[BUG] SyncDataCollector Crashes when init_random_frames=0 with a policy that is NOT random
Describe the bug
When yielding from a SyncDataCollector that uses a standard Actor (not a random policy) and init_random_frames=0, it crashes.
policy = Actor(
agent,
in_keys=["your_key"],
out_keys=["action"],
spec=train_env.action_spec,
)
train_data_collector = SyncDataCollector(
create_env_fn=train_env,
policy=policy,
init_random_frames=0,
...
)
Yielding example that causes the crash :
for data in tqdm(train_data_collector, "Env Data Collection"):
To Reproduce
- Create an actor that is not
RandomPolicy - Create a
SyncDataCollectorwith theactorand setinit_random_frames=0. - Try to yield from the data collector
- Observe the crash
Stack trace:
2024-11-04 12:04:33,606 [torchrl][INFO] check_env_specs succeeded!
2024-11-04 12:04:36.365 | INFO | __main__:main:60 - Policy Device: cuda
2024-11-04 12:04:36.365 | INFO | __main__:main:61 - Env Device: cpu
2024-11-04 12:04:36.365 | INFO | __main__:main:62 - Storage Device: cpu
Env Data Collection: 0%| | 0/1000000 [00:00<?, ?it/s]
Error executing job with overrides: ['env=dmc_reacher_hard', 'algo=sac_pixels']
Traceback (most recent call last):
File "/home/user/Documents/SegDAC/./scripts/train_rl.py", line 119, in main
trainer.train()
File "/home/user/Documents/SegDAC/segdac_dev/src/segdac_dev/trainers/rl_trainer.py", line 40, in train
for data in tqdm(self.train_data_collector, "Env Data Collection"):
File "/home/user/micromamba/envs/dmc_env/lib/python3.10/site-packages/tqdm/std.py", line 1181, in __iter__
for obj in iterable:
File "/home/user/micromamba/envs/dmc_env/lib/python3.10/site-packages/torchrl/collectors/collectors.py", line 247, in __iter__
yield from self.iterator()
File "/home/user/micromamba/envs/dmc_env/lib/python3.10/site-packages/torchrl/collectors/collectors.py", line 1035, in iterator
tensordict_out = self.rollout()
File "/home/user/micromamba/envs/dmc_env/lib/python3.10/site-packages/torchrl/_utils.py", line 481, in unpack_rref_and_invoke_function
return func(self, *args, **kwargs)
File "/home/user/micromamba/envs/dmc_env/lib/python3.10/site-packages/torch/utils/_contextlib.py", line 116, in decorate_context
return func(*args, **kwargs)
File "/home/user/micromamba/envs/dmc_env/lib/python3.10/site-packages/torchrl/collectors/collectors.py", line 1166, in rollout
env_output, env_next_output = self.env.step_and_maybe_reset(env_input)

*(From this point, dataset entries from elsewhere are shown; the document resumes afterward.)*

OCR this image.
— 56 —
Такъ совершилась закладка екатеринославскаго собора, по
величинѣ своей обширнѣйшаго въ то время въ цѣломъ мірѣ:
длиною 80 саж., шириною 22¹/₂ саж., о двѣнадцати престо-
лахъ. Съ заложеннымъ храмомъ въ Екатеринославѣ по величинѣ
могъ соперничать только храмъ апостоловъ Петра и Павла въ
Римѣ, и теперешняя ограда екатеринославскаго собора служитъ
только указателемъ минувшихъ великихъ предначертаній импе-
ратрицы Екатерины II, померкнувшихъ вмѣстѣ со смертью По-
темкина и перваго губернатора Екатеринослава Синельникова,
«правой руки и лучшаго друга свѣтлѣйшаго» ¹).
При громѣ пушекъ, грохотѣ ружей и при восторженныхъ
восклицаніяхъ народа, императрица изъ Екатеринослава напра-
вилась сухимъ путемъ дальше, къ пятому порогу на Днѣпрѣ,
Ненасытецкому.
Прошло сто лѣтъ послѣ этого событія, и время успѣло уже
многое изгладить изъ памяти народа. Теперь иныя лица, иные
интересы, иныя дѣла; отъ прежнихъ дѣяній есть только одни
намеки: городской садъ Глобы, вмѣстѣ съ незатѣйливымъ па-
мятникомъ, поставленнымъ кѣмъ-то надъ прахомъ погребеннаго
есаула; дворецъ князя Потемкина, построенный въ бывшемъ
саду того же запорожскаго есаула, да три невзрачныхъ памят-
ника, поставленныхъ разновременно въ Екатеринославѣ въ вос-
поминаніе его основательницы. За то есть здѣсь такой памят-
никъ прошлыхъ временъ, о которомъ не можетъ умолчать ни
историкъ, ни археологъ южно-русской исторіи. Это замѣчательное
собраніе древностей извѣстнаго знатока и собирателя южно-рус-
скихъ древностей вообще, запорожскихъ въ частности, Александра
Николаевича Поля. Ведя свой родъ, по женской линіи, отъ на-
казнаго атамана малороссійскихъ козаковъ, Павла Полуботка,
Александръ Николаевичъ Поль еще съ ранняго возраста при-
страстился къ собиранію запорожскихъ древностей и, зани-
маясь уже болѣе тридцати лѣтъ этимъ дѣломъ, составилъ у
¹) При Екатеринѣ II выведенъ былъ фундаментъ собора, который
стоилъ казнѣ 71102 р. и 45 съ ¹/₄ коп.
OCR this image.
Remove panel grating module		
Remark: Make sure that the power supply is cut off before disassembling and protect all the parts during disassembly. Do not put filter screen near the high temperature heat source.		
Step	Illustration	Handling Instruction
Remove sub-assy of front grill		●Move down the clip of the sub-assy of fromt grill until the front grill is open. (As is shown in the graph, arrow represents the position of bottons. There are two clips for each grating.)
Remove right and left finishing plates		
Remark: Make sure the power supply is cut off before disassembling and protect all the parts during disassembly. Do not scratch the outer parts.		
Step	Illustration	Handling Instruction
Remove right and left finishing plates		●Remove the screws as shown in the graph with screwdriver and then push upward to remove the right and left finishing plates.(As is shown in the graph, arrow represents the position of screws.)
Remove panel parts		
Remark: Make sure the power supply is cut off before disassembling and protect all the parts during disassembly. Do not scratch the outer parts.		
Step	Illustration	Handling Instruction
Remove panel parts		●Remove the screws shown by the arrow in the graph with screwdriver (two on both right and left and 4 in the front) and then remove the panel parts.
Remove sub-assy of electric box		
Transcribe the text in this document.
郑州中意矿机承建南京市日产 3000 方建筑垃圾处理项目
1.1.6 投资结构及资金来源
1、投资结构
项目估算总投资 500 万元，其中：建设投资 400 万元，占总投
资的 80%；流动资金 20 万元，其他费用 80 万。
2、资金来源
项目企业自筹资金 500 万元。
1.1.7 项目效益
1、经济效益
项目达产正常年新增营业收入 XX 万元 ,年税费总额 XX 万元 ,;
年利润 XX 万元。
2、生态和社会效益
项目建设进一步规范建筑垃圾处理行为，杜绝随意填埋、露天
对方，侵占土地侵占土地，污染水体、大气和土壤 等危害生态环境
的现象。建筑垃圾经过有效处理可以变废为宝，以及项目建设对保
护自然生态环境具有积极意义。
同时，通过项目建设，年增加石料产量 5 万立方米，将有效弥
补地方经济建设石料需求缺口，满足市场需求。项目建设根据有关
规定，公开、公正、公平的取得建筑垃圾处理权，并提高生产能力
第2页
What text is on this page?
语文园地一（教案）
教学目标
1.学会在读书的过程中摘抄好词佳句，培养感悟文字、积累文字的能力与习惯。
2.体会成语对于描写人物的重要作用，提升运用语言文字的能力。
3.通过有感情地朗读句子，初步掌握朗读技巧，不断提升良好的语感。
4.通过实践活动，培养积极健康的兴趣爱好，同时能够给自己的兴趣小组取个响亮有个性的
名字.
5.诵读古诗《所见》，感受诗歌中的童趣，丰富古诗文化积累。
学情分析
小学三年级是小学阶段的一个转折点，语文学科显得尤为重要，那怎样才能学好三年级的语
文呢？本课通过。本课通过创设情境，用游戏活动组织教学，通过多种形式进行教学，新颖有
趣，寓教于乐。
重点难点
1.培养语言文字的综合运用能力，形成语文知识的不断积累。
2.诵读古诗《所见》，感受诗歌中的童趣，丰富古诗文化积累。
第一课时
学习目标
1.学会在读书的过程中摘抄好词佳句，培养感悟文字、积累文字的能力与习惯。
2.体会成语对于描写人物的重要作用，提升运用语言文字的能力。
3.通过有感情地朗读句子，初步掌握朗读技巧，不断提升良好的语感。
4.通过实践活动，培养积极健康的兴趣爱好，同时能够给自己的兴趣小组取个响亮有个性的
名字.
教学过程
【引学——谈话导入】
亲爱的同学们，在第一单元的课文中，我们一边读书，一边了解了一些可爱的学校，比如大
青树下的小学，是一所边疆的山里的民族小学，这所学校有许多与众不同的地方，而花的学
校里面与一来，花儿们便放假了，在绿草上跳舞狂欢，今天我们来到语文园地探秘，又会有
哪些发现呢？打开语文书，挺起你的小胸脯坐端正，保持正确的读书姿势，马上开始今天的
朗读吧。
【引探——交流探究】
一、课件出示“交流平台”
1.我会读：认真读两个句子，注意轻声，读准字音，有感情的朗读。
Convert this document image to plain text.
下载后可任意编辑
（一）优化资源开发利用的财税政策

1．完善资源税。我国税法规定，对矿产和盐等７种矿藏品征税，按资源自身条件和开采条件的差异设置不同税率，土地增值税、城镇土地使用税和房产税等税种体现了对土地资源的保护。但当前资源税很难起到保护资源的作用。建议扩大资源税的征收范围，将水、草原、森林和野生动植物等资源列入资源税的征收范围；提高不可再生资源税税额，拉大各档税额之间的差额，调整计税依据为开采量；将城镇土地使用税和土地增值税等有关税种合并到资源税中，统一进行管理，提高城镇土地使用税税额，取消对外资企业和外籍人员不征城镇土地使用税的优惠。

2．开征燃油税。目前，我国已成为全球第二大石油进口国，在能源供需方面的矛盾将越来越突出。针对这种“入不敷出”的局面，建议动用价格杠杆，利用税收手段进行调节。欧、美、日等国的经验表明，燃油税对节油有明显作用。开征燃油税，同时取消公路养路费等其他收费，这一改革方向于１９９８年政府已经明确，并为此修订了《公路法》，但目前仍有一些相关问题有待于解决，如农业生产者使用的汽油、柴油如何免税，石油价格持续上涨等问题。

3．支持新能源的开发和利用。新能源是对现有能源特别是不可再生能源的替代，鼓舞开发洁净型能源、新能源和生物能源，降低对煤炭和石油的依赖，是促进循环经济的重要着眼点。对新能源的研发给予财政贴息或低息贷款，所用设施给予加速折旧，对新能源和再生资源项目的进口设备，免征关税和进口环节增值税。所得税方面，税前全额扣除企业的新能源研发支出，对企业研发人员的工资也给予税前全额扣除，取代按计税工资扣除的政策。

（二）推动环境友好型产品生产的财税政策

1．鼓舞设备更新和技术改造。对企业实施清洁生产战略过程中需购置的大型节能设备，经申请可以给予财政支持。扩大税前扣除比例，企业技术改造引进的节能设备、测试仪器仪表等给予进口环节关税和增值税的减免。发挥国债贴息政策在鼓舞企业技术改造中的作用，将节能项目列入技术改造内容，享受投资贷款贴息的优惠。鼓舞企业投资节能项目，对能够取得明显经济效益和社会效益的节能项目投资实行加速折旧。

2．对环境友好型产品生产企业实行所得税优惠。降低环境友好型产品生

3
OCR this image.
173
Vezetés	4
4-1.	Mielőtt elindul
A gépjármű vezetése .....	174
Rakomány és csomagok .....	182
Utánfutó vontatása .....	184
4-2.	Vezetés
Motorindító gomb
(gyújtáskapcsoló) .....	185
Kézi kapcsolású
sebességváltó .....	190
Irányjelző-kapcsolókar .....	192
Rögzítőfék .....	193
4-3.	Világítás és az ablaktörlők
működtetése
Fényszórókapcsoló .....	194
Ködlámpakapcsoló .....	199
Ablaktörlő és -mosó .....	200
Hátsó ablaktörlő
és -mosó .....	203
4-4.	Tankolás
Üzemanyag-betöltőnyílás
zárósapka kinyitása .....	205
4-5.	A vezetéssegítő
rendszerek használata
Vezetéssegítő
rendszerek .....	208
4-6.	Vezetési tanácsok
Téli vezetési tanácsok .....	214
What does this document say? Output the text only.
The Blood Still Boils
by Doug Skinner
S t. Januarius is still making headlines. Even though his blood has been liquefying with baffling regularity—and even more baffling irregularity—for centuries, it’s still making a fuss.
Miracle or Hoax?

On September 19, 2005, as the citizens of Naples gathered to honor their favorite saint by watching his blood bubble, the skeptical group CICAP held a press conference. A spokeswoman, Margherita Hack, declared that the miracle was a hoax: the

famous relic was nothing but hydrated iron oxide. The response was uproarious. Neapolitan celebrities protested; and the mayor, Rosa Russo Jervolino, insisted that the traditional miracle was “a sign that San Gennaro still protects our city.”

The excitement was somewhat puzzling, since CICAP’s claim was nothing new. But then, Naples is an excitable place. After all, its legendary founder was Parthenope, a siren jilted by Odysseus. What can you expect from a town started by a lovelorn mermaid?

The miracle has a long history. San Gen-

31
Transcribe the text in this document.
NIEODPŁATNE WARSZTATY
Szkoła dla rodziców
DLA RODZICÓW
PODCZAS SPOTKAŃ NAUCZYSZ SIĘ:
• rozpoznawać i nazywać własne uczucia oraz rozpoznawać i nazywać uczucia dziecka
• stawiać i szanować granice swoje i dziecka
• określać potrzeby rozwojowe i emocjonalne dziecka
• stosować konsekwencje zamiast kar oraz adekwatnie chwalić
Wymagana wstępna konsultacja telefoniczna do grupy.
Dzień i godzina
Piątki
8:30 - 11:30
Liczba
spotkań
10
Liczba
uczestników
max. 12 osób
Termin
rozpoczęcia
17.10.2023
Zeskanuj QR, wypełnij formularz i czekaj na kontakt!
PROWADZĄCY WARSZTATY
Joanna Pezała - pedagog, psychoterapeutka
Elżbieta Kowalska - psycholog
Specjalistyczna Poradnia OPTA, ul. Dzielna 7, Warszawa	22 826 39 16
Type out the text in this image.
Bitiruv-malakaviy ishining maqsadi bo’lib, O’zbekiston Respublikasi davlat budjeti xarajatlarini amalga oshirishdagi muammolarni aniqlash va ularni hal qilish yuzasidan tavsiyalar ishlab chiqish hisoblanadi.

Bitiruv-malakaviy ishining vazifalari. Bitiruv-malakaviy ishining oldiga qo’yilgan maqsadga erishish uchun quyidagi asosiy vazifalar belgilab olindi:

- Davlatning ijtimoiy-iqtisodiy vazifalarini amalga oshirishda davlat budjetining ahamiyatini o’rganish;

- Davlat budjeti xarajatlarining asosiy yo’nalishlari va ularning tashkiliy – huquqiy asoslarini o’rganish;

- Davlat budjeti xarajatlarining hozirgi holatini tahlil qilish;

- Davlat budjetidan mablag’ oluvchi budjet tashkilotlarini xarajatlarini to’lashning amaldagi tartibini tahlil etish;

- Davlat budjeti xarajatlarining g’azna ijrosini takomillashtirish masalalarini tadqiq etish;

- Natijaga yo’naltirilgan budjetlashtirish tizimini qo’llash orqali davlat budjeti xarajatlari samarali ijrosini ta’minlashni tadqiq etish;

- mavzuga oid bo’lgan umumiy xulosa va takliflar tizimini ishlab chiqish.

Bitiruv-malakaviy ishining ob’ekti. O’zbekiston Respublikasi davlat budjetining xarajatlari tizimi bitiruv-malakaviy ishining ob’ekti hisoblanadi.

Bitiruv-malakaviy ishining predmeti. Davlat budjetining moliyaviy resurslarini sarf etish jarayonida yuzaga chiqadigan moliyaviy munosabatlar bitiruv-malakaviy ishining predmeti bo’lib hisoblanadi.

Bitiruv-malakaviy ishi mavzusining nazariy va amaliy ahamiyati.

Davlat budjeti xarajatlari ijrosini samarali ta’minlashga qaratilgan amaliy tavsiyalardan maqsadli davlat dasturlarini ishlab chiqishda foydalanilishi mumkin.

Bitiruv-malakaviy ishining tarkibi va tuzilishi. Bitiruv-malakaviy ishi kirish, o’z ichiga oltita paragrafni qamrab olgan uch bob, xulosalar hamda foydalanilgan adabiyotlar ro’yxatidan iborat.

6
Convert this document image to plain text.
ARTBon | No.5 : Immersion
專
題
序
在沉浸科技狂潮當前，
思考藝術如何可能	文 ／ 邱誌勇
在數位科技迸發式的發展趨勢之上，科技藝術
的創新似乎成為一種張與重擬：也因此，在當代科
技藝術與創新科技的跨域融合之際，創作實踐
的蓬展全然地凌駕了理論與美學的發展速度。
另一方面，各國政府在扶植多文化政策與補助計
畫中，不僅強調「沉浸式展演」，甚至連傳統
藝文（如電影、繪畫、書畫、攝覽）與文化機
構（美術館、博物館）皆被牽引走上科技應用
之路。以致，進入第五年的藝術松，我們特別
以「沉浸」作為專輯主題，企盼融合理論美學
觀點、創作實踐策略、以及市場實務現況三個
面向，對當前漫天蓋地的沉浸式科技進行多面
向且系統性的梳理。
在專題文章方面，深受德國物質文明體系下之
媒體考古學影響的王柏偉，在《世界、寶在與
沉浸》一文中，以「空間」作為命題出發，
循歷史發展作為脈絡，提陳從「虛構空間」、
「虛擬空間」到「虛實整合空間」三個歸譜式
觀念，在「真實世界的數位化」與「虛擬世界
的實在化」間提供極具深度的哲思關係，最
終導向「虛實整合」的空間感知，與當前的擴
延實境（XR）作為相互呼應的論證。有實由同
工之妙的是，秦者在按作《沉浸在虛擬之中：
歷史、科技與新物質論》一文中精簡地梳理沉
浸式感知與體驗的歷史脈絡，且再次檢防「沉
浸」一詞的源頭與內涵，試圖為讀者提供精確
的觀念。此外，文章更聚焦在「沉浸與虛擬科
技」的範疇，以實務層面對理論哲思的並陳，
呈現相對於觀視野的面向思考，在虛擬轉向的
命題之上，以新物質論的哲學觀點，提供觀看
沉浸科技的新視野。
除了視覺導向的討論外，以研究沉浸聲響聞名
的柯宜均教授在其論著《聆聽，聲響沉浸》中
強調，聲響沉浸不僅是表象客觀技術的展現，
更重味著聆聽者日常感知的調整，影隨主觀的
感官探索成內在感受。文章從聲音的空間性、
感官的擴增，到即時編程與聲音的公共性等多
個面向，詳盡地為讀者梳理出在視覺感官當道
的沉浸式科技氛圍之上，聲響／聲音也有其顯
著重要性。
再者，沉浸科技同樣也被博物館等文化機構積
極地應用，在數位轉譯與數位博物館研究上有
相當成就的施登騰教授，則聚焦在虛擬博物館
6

File "/home/user/micromamba/envs/dmc_env/lib/python3.10/site-packages/torchrl/envs/common.py", line 2862, in step_and_maybe_reset
tensordict = self.step(tensordict)
File "/home/user/micromamba/envs/dmc_env/lib/python3.10/site-packages/torchrl/envs/common.py", line 1505, in step
next_tensordict = self._step(tensordict)
File "/home/user/micromamba/envs/dmc_env/lib/python3.10/site-packages/torchrl/envs/transforms/transforms.py", line 783, in _step
tensordict_in = self.transform.inv(tensordict)
File "/home/user/micromamba/envs/dmc_env/lib/python3.10/site-packages/tensordict/nn/common.py", line 314, in wrapper
return func(_self, tensordict, *args, **kwargs)
File "/home/user/micromamba/envs/dmc_env/lib/python3.10/site-packages/torchrl/envs/transforms/transforms.py", line 357, in inv
out = self._inv_call(clone(tensordict))
File "/home/user/micromamba/envs/dmc_env/lib/python3.10/site-packages/torchrl/envs/transforms/transforms.py", line 1084, in _inv_call
tensordict = t._inv_call(tensordict)
File "/home/user/micromamba/envs/dmc_env/lib/python3.10/site-packages/torchrl/envs/transforms/transforms.py", line 3656, in _inv_call
return super()._inv_call(tensordict)
File "/home/user/micromamba/envs/dmc_env/lib/python3.10/site-packages/torchrl/envs/transforms/transforms.py", line 342, in _inv_call
raise KeyError(f"'{in_key}' not found in tensordict {tensordict}")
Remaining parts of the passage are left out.